Robotic Video Assisted Thoracoscopy – Minimally Invasive Approach for Management of Mediastinal Tumors

Pejman Radkani, MD, Devendra Joshi, MD, Tushar Barot, MD, MPH, Roy Williams, MD. Mount Sinai Medical Center

INTRODUCTION: Tumors of the mediastinum represent a wide range of pathologic processes. Inspite of difficult anatomic access, surgical resection remains the best diagnostic and therapeutic approach in the management of these rare tumors. Video assisted thoracoscopy (VATS) has been developed as an alternative to open procedures but its widespread acceptance is restricted by the limiting nature of instruments and suboptimal visualization. Robotic assisted minimally invasive surgery seems to hold most promise in remote, narrow anatomical regions such as the mediastinum. We present a single surgeon’s experience with robotic assisted video-thoracoscopy (RVATS) for the resection of mediastinal tumor over a period of 4 years.

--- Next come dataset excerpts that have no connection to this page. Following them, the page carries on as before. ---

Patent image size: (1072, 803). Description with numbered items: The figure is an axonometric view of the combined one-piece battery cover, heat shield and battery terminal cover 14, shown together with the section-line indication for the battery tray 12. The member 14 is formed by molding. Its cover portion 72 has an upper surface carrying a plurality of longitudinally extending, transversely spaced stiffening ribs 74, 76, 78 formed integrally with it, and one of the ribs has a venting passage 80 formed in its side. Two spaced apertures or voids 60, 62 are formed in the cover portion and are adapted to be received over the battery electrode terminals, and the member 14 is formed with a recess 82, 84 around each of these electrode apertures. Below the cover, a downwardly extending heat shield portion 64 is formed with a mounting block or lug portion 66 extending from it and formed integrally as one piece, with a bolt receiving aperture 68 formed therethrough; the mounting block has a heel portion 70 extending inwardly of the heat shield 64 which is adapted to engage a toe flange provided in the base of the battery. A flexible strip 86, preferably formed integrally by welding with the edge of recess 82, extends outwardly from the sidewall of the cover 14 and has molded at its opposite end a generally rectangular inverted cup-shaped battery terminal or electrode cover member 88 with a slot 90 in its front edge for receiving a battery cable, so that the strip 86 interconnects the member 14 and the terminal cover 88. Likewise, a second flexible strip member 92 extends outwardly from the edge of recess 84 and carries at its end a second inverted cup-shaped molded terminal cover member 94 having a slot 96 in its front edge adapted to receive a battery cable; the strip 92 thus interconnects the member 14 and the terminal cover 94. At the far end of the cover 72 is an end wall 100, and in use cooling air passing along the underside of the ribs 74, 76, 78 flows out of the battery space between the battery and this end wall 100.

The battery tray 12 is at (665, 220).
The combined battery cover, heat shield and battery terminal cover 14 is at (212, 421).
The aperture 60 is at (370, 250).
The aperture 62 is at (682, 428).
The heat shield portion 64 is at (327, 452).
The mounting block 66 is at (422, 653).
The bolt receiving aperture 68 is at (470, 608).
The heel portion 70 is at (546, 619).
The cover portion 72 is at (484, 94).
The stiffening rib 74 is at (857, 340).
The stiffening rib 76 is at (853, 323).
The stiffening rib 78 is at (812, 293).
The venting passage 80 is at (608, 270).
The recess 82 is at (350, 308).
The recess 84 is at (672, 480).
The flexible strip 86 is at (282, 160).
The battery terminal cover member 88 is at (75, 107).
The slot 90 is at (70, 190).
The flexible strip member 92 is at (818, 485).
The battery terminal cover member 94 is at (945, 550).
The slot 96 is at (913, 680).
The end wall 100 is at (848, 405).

METHODS: A prospective database of patients undergoing RVATS between years 2009 – 2013 for the management of mediastinal tumors was maintained. After obtaining approval from Institutional Review Board (IRB) at Mount Sinai Medical center, a retrospective review of the data was conducted. Age, gender, co-morbidities, length of surgery, estimated blood loss (EBL), length of ICU and hospital stay, early and late post-operative complications, conversion to open technique, tumor recurrence rate, and follow up were reviewed. SPSS software was used for statistical analysis.

RESULTS: Forty-eight patients underwent robotic assisted thoracosopic resection of mediastinal tumor which included 22 females (45.8%) and 26 males (54.2%). The mean age of patients was 54.19 years. One procedure (2.1%) was converted to open secondary to locally invasive nature of tumor, the rest of the procedures were completed using robotic assisted thoracoscopy as planned. The most common location of the tumor was anterior mediastinum (69.4%).The most common pathologic diagnosis was thymoma (16.7%). The size of the mass ranged from 0.6 cm to 12.5 cm in greatest dimension (mean – 5.16 cm). The mean duration of procedure was 127.96 minutes (60 – 240 minutes). Average blood loss was 45.94ml (5 – 500 ml). The mean hospital stay was 3.73 days. Five patients (10.4%) had early postoperative complications including chylothorax (1 patient), new onset atrial fibrillation (1 patient), pleural effusion (1 patient) empyema (1 patient) and bleeding (1 patient). Mean follow up time was 186 days (10 – 1300 days). Two patients (4%) with invasive thymoma developed local recurrence.

CONCLUSION: The present study documents the feasibility of RVATS in the management of mediastinal tumors irrespective of the location in various mediastinal compartments. The role for careful and complete excision of the tumor, and surveillance afterward on invasive thymoma was noted in our study, as in literature.